Mutations lead to the evolution of a species, creating mutations that can adversely affect humans. The current Covid-19 pandemic is due to a mutation in SARS-CoV-2, a coronavirus, which jumped from bats to humans. Mutations may impede drug and vaccine production, as they may render antiviral drugs and vaccines ineffective.
It is impossible to predict mutations because there are too many unknown factors. If expressed in mathematical models, the relationship between mutation and quantitative causality is Mutation = f (x1, x2, x3 ...), where x1 refers to cause 1, x2 refers to cause 2, and so on. You can also assign zero to any cause, but the number of factors needed and the conditions required for mutation are unknown.
A University of Southern California School of Engineering research team has created a new Artificial Intelligence (AI) coronavirus treatment model that analyzes vaccine efficacy and helps accelerate the vaccine manufacturing process.
This method analyzes possible mutations in the virus and ensures that the most effective vaccines are rapidly identified. Studies have revealed that this machine learning (ML) model can shorten a vaccine design cycle from the typical months or years to just minutes or even seconds. The AI framework delivers vaccine candidates in seconds, allowing a rapid transition to clinical trials.
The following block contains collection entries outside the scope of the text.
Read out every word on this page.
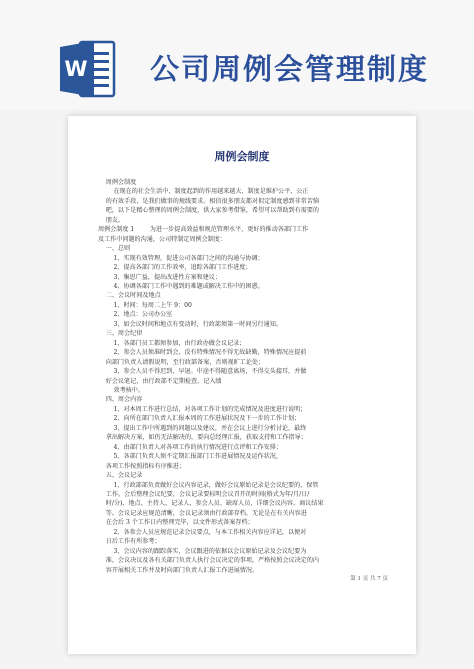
W 公司周例会管理制度
周例会制度

周例会制度

在现在的社会生活中，制度起到的作用越来越大，制度是维护公平、公正

的有效手段，是我们做事的规线要求。相信很多朋友都对拟定制度感到非常苦恼

吧，以下是精心整理的周例会制度，供大家参考借鉴，希望可以帮助到有需要的

朋友。

周例会制度 1        为进一步提高效益和规范管理水平，更好的推动各部门工作

及工作中问题的沟通，公司特制定周例会制度：

一、总则

1、实现有效管理，促进公司各部门之间的沟通与协调；

2、提高各部门的工作效率，追踪各部门工作进度；

3、集思广益，提出改进性方案和建议；

4、协调各部门工作中遇到的难题或解决工作中的困惑。

二、会议时间及地点

1、时间：每周二上午 9：00

2、地点：公司办公室

3、如会议时间和地点有变动时，行政部须第一时间另行通知。

三、周会纪律

1、各部门员工都须参加，由行政办做会议记录；

2、参会人员须准时到会，没有特殊情况不得无故缺勤，特殊情况应提前

向部门负责人请假说明，至行政部备案，否则视旷工论处；

3、参会人员不得迟到，早退。中途不得随意离场，不得交头接耳，并做

好会议笔记，由行政部不定期检查，记入绩

效考核中。

四、周会内容

1、对本周工作进行总结，对各项工作计划的完成情况及进度进行说明；

2、向所在部门负责人汇报本周的工作进展状况及下一步的工作计划；

3、提出工作中所遇到的问题以及建议，并在会议上进行分析讨论，最终

拿出解决方案，如仍无法解决的，要向总经理汇报，获取支持和工作指导；

4、由部门负责人对各项工作的执行情况进行点评和工作安排；

5、各部门负责人须不定期汇报部门工作进展情况及运作状况，

各项工作按照指标有序推进；

五、会议记录

1、行政部部负责做好会议内容记录，做好会议原始记录是会议纪要的，保管

工作。会后整理会议纪要，会议记录要标明会议召开的时间(格式为年/月/日/

时/分)、地点、主持人、记录人、参会人员、缺席人员，详细会议内容、商议结果

等。会议记录应规范清晰，会议记录须由行政部存档，无论是在有关内容进

在会后 3 个工作日内整理完毕，以文件形式备案存档；

2、各参会人员应规范记录会议要点，与本工作相关内容应详记，以便对

日后工作有所参考；

3、会议内容的跟踪落实，会议跟进的依据以会议原始记录及会议纪要为

准，会议决议及各有关部门负责人执行会议决定的事项，严格按照会议决定的内

容开展相关工作并及时向部门负责人汇报工作进展情况。

第 1 页 共 7 页
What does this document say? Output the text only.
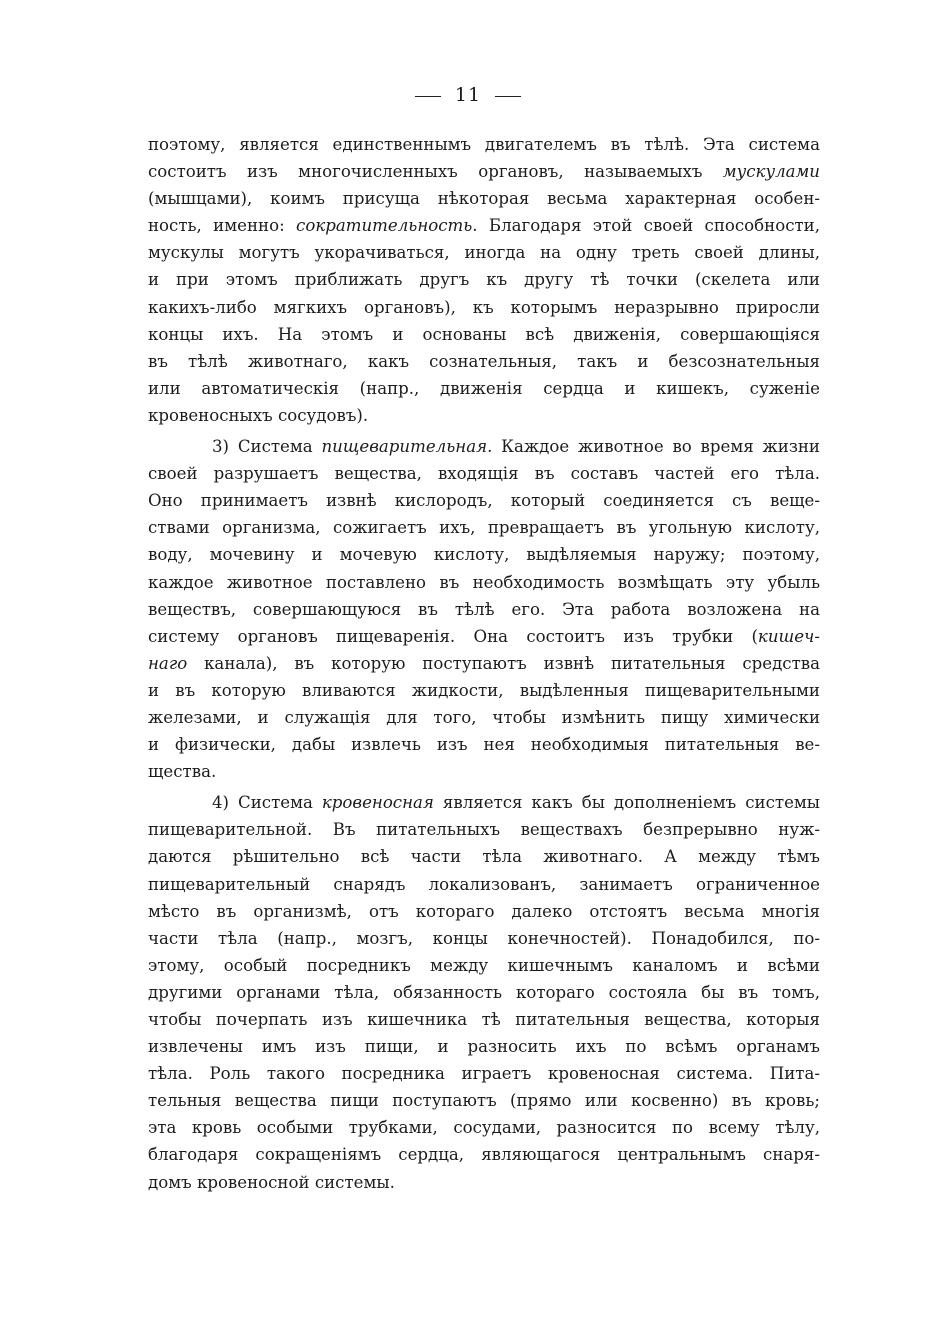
11
поэтому, является единственнымъ двигателемъ въ тѣлѣ. Эта система
состоитъ изъ многочисленныхъ органовъ, называемыхъ мускулами
(мышцами), коимъ присуща нѣкоторая весьма характерная особен-
ность, именно: сократительность. Благодаря этой своей способности,
мускулы могутъ укорачиваться, иногда на одну треть своей длины,
и при этомъ приближать другъ къ другу тѣ точки (скелета или
какихъ-либо мягкихъ органовъ), къ которымъ неразрывно приросли
концы ихъ. На этомъ и основаны всѣ движенія, совершающіяся
въ тѣлѣ животнаго, какъ сознательныя, такъ и безсознательныя
или автоматическія (напр., движенія сердца и кишекъ, суженіе
кровеносныхъ сосудовъ).
3) Система пищеварительная. Каждое животное во время жизни
своей разрушаетъ вещества, входящія въ составъ частей его тѣла.
Оно принимаетъ извнѣ кислородъ, который соединяется съ веще-
ствами организма, сожигаетъ ихъ, превращаетъ въ угольную кислоту,
воду, мочевину и мочевую кислоту, выдѣляемыя наружу; поэтому,
каждое животное поставлено въ необходимость возмѣщать эту убыль
веществъ, совершающуюся въ тѣлѣ его. Эта работа возложена на
систему органовъ пищеваренія. Она состоитъ изъ трубки (кишеч-
наго канала), въ которую поступаютъ извнѣ питательныя средства
и въ которую вливаются жидкости, выдѣленныя пищеварительными
железами, и служащія для того, чтобы измѣнить пищу химически
и физически, дабы извлечь изъ нея необходимыя питательныя ве-
щества.
4) Система кровеносная является какъ бы дополненіемъ системы
пищеварительной. Въ питательныхъ веществахъ безпрерывно нуж-
даются рѣшительно всѣ части тѣла животнаго. А между тѣмъ
пищеварительный снарядъ локализованъ, занимаетъ ограниченное
мѣсто въ организмѣ, отъ котораго далеко отстоятъ весьма многія
части тѣла (напр., мозгъ, концы конечностей). Понадобился, по-
этому, особый посредникъ между кишечнымъ каналомъ и всѣми
другими органами тѣла, обязанность котораго состояла бы въ томъ,
чтобы почерпать изъ кишечника тѣ питательныя вещества, которыя
извлечены имъ изъ пищи, и разносить ихъ по всѣмъ органамъ
тѣла. Роль такого посредника играетъ кровеносная система. Пита-
тельныя вещества пищи поступаютъ (прямо или косвенно) въ кровь;
эта кровь особыми трубками, сосудами, разносится по всему тѣлу,
благодаря сокращеніямъ сердца, являющагося центральнымъ снаря-
домъ кровеносной системы.
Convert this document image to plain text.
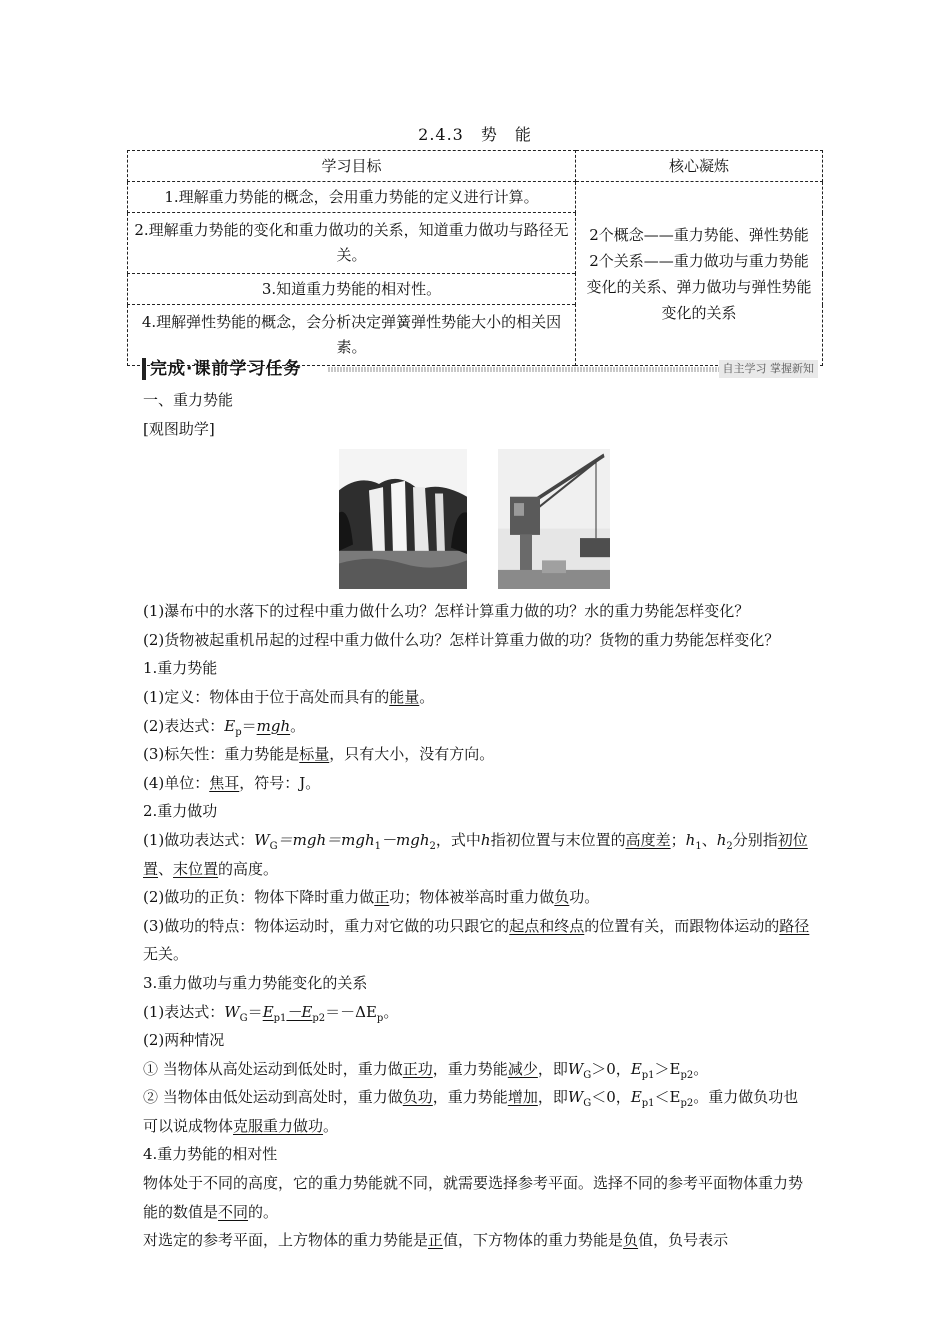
2.4.3　势　能
学习目标	核心凝炼
1.理解重力势能的概念，会用重力势能的定义进行计算。	2个概念——重力势能、弹性势能
2个关系——重力做功与重力势能变化的关系、弹力做功与弹性势能变化的关系

2.理解重力势能的变化和重力做功的关系，知道重力做功与路径无关。	
3.知道重力势能的相对性。	
4.理解弹性势能的概念，会分析决定弹簧弹性势能大小的相关因素。	
完成·课前学习任务	自主学习 掌握新知

一、重力势能

[观图助学]

(1)瀑布中的水落下的过程中重力做什么功？怎样计算重力做的功？水的重力势能怎样变化？

(2)货物被起重机吊起的过程中重力做什么功？怎样计算重力做的功？货物的重力势能怎样变化？

1.重力势能

(1)定义：物体由于位于高处而具有的能量。

(2)表达式：$E_p=mgh$。

(3)标矢性：重力势能是标量，只有大小，没有方向。

(4)单位：焦耳，符号：J。

2.重力做功

(1)做功表达式：$W_G=mgh=mgh_1-mgh_2$，式中h指初位置与末位置的高度差；$h_1$、$h_2$分别指初位置、末位置的高度。

(2)做功的正负：物体下降时重力做正功；物体被举高时重力做负功。

(3)做功的特点：物体运动时，重力对它做的功只跟它的起点和终点的位置有关，而跟物体运动的路径无关。

3.重力做功与重力势能变化的关系

(1)表达式：$W_G=E_{p1}-E_{p2}=-\Delta E_p$。

(2)两种情况

① 当物体从高处运动到低处时，重力做正功，重力势能减少，即$W_G>0$，$E_{p1}>E_{p2}$。

② 当物体由低处运动到高处时，重力做负功，重力势能增加，即$W_G<0$，$E_{p1}<E_{p2}$。重力做负功也可以说成物体克服重力做功。

4.重力势能的相对性

物体处于不同的高度，它的重力势能就不同，就需要选择参考平面。选择不同的参考平面物体重力势能的数值是不同的。

对选定的参考平面，上方物体的重力势能是正值，下方物体的重力势能是负值，负号表示
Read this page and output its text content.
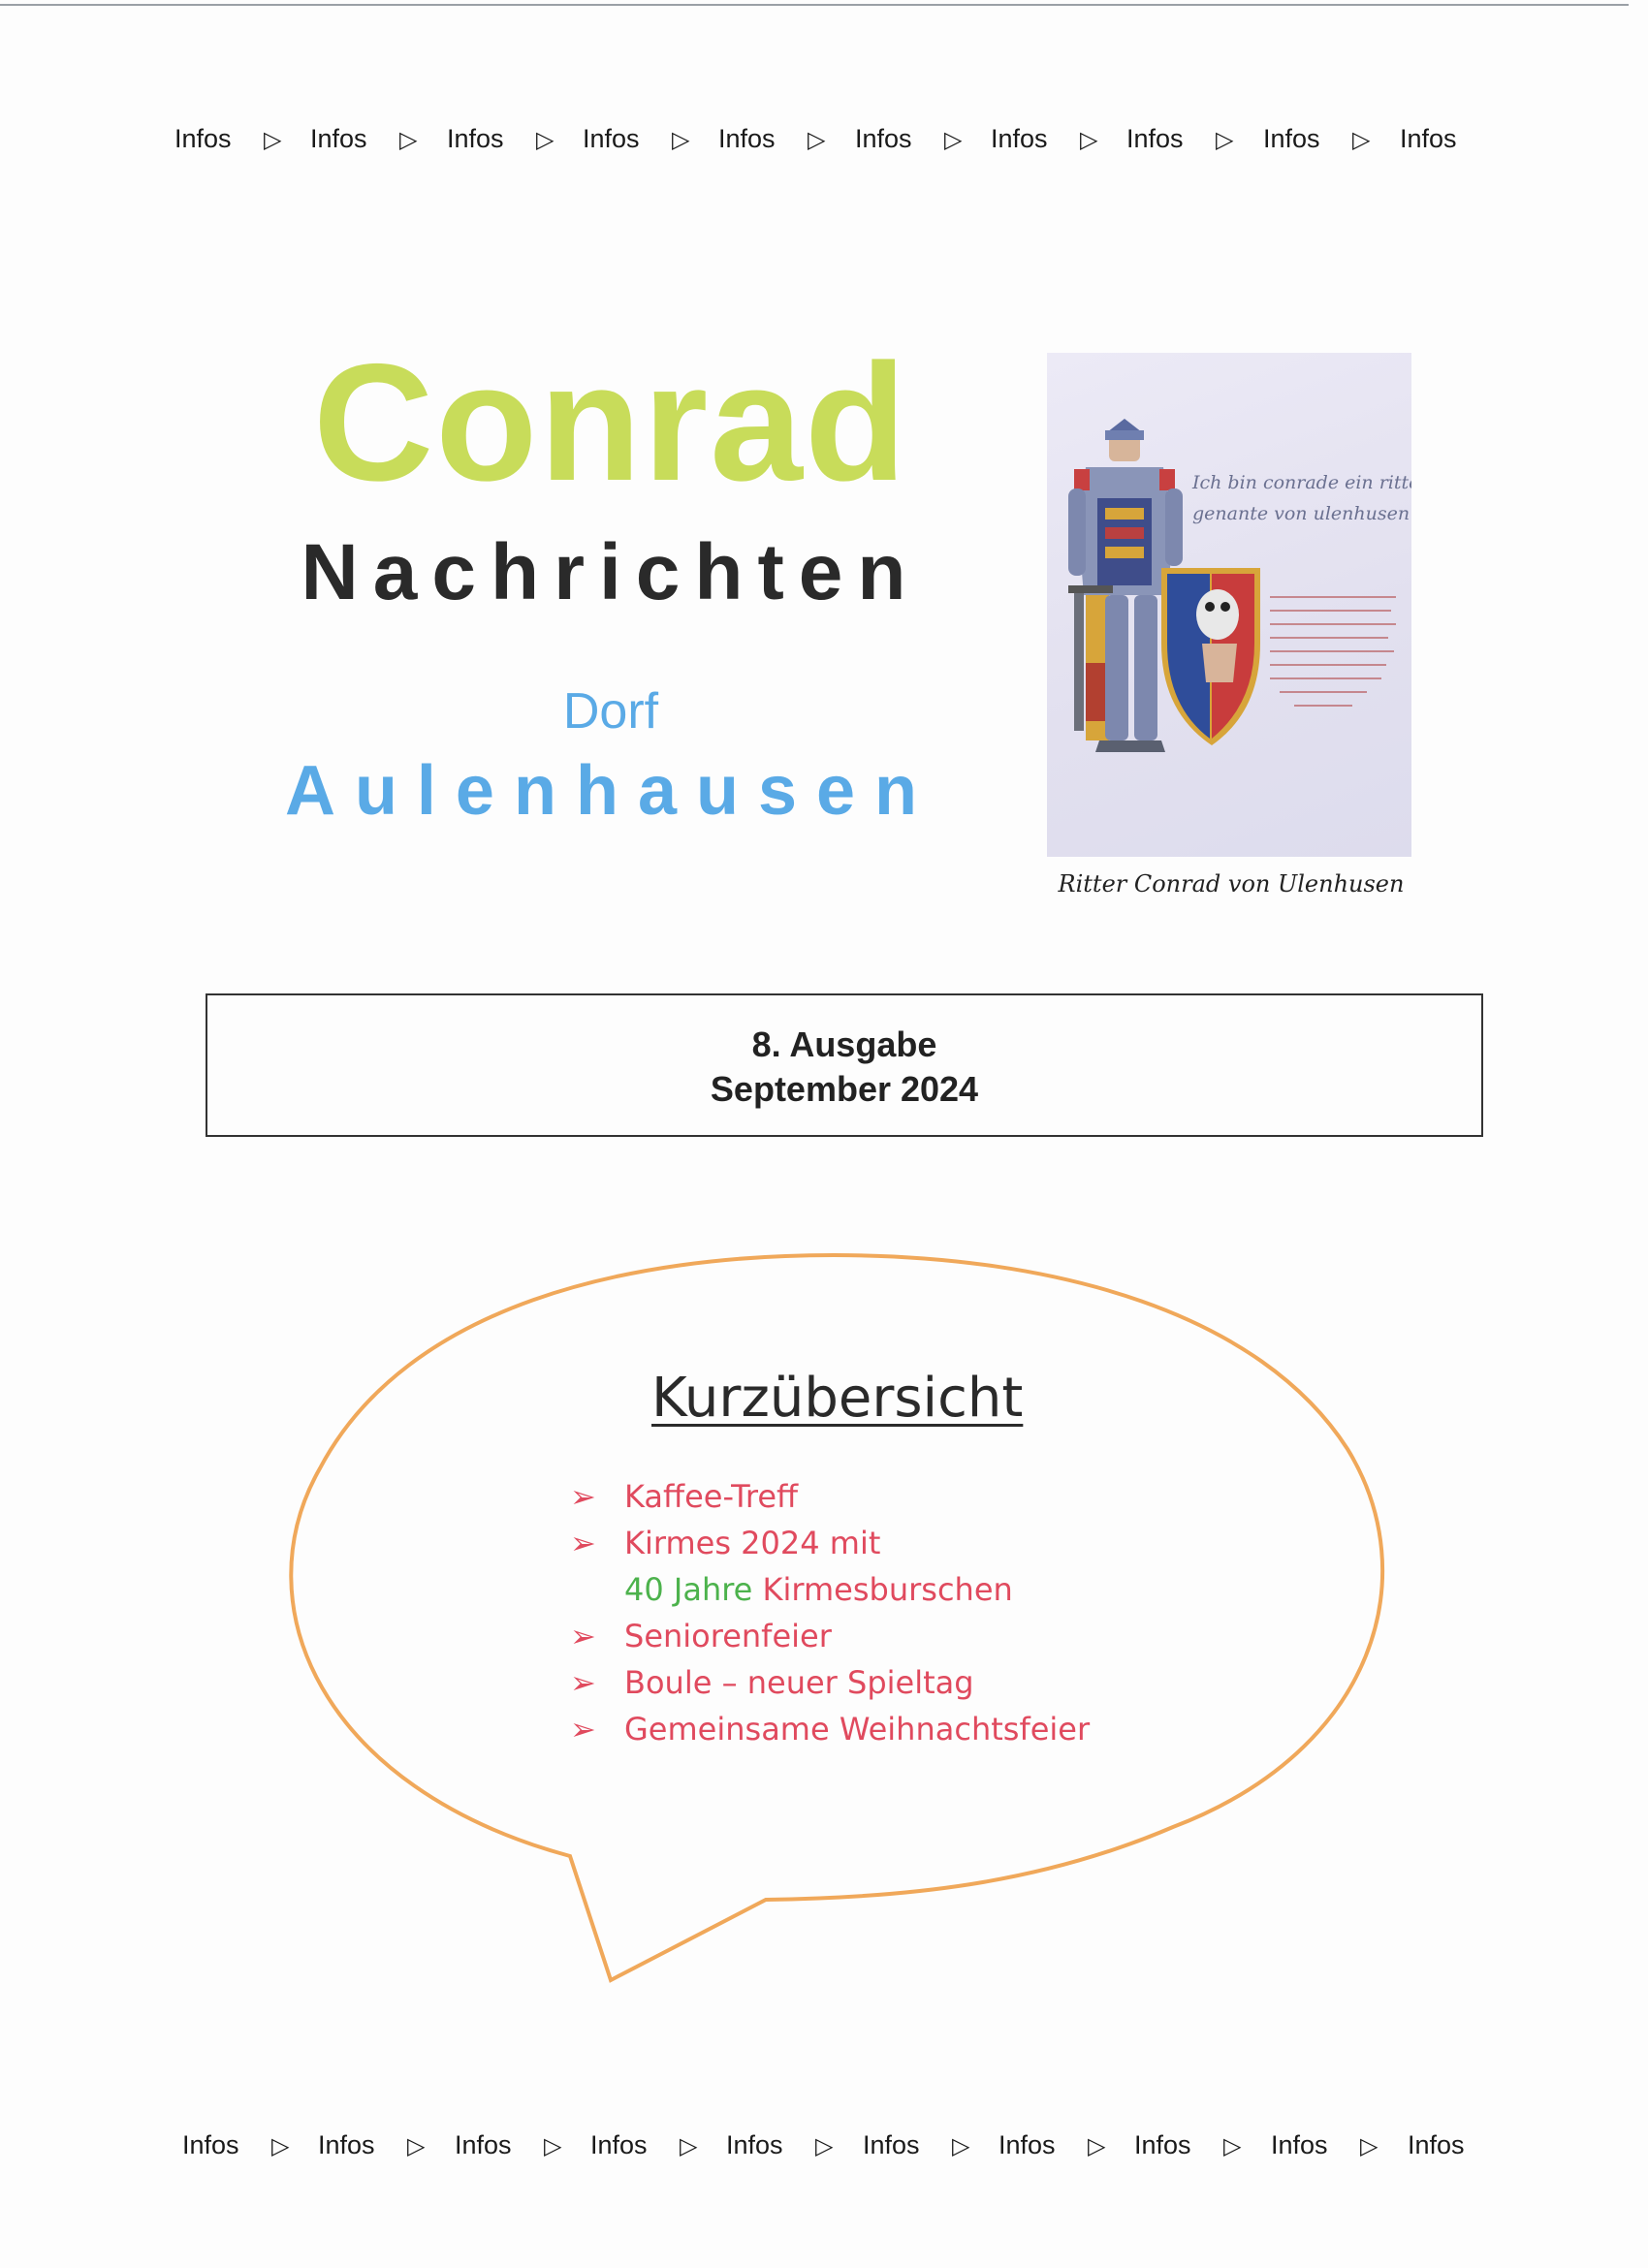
Infos ▷ Infos ▷ Infos ▷ Infos ▷ Infos ▷ Infos ▷ Infos ▷ Infos ▷ Infos ▷ Infos
Conrad
Nachrichten
Dorf
Aulenhausen
Ich bin conrade ein ritter
genante von ulenhusen
Ritter Conrad von Ulenhusen
8. Ausgabe
September 2024
Kurzübersicht
➢ Kaffee-Treff
➢ Kirmes 2024 mit
40 Jahre Kirmesburschen
➢ Seniorenfeier
➢ Boule – neuer Spieltag
➢ Gemeinsame Weihnachtsfeier
Infos ▷ Infos ▷ Infos ▷ Infos ▷ Infos ▷ Infos ▷ Infos ▷ Infos ▷ Infos ▷ Infos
This model can also be adapted to help keep pace with the coronavirus as it mutates globally. When applied to SARS-CoV-2, the computer model swiftly eliminated 95 percent of the compounds and identified the most promising options.
The AI-centric method has identified 26 prospective coronavirus vaccines. Out of the 26, scientists selected the 11 best vaccines to fashion a multi-epitope vaccine that attacks the coronavirus spike proteins that the virus uses to attach and enter host cells.
Vaccines target the epitopes (areas of infection) and disrupt the spike protein, counteracting virus replication. Using machine learning, engineers can formulate a new multi-epitope vaccine for a brand new virus in under a minute, and check its quality in under an hour. This technique is crucial during this pandemic stage as the coronavirus mutates in populations spread across the world.
The accompanying schematic diagram shows a traditional in silico vaccine design process. Researchers use various in silico tools to predict the HTL, B-cell, and CTL epitopes on the whole virus proteins, and the best regions for virus protein extraction occurs after an exhaustive examination of its physicochemical properties. This process is necessary to create an effective vaccine. The outcome carries a substantial overhead as a single in silico vaccine design tool can only extract a single prediction goal. For example, numerous researchers employ the popular BepiPred25 B-cell epitope prediction tool for B-cell epitopes prediction. BepiPred is limited to single-step prediction. Multiple predictions are beyond the scope of present-day tools.